1 – Quelques mots d’introduction
L’an dernier à la fin des 1000 km parcourus sur la voie d’Arles en un peu moins de 40 étapes, je vous avais en quelque sorte donné rendez-vous cette année pour continuer et terminer le chemin vers Compostelle. J’étais entré en Espagne pour terminer les 6 dernières étapes de cette voie en traversant l’Aragon et la Navarre pour arriver à Puente-la-Reina. Cette fois-ci le chemin sera complètement en Espagne.
2 – Mes lectures complémentaires
Au cours de mon chemin, j’avais eu un certain nombre de discussions avec des pèlerins. Avec certains j’avais échangé non seulement sur le chemin mais également sur les livres qu’ils avaient lus ou qui – à leur dire – méritaient d’être lus et qu’implicitement ils me conseillaient. J’avais à cette occasion fait état de 2 livres. Je les ai lus tous les 2 et vais donc vous en dire quelques mots.
Le 1er est celui de Alix de Saint-André intitulé « En avant, route » paru en 2010. Alix de Saint-André a pris trois fois la route de Compostelle.
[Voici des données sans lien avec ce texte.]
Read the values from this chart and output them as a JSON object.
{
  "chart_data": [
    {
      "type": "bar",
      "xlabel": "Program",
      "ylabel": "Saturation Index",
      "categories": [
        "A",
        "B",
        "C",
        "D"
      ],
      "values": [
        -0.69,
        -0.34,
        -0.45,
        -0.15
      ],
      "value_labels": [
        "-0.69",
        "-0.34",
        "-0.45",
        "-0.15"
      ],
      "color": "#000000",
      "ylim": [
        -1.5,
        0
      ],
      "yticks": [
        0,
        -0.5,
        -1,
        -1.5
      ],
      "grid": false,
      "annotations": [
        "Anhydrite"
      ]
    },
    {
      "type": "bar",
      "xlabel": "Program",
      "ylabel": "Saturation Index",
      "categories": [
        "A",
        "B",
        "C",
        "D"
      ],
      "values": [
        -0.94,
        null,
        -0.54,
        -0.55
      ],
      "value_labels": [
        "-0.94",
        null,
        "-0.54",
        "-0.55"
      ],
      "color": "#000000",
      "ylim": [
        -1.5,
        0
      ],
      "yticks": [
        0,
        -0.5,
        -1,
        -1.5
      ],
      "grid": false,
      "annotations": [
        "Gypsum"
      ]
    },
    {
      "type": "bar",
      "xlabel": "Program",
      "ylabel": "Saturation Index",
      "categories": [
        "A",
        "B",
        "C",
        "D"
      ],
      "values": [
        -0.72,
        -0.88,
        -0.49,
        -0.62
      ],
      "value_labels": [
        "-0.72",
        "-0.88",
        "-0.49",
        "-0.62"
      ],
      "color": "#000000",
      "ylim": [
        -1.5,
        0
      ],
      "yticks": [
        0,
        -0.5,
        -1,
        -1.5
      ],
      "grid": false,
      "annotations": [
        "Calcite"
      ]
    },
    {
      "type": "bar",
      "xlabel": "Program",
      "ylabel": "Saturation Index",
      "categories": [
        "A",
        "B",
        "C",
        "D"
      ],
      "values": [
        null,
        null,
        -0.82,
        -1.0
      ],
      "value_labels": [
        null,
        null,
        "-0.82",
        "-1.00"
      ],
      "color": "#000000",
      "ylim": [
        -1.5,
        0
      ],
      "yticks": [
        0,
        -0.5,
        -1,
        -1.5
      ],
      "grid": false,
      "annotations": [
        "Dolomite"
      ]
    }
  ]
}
La première fois, elle est partie de Saint-Jean-Pied-de-Port, sur le chemin français (Camino Frances), avec un sac plein d’idées préconçues, qui se sont envolées une à une, au fil des étapes. La deuxième fois, elle a parcouru le » chemin anglais » depuis La Corogne jusqu’à Fisterra. Et enfin celui que l’on doit faire en partant de chez soi, pour accomplir ce que les espagnols appellent le « vrai chemin ». Des bords de Loire à Saint-Jacques-de-Compostelle, de paysages sublimes en banlieues sinistres, elle a rejoint le peuple des pèlerins qui se retrouvent sur le chemin, libérés de toute identité sociale, pour vivre à 4 km/h une aventure humaine pleine de gaieté, d’amitié et de surprises. C’est avec beaucoup de tendresse et d’empathie qu’elle narre ses rencontres sur le chemin.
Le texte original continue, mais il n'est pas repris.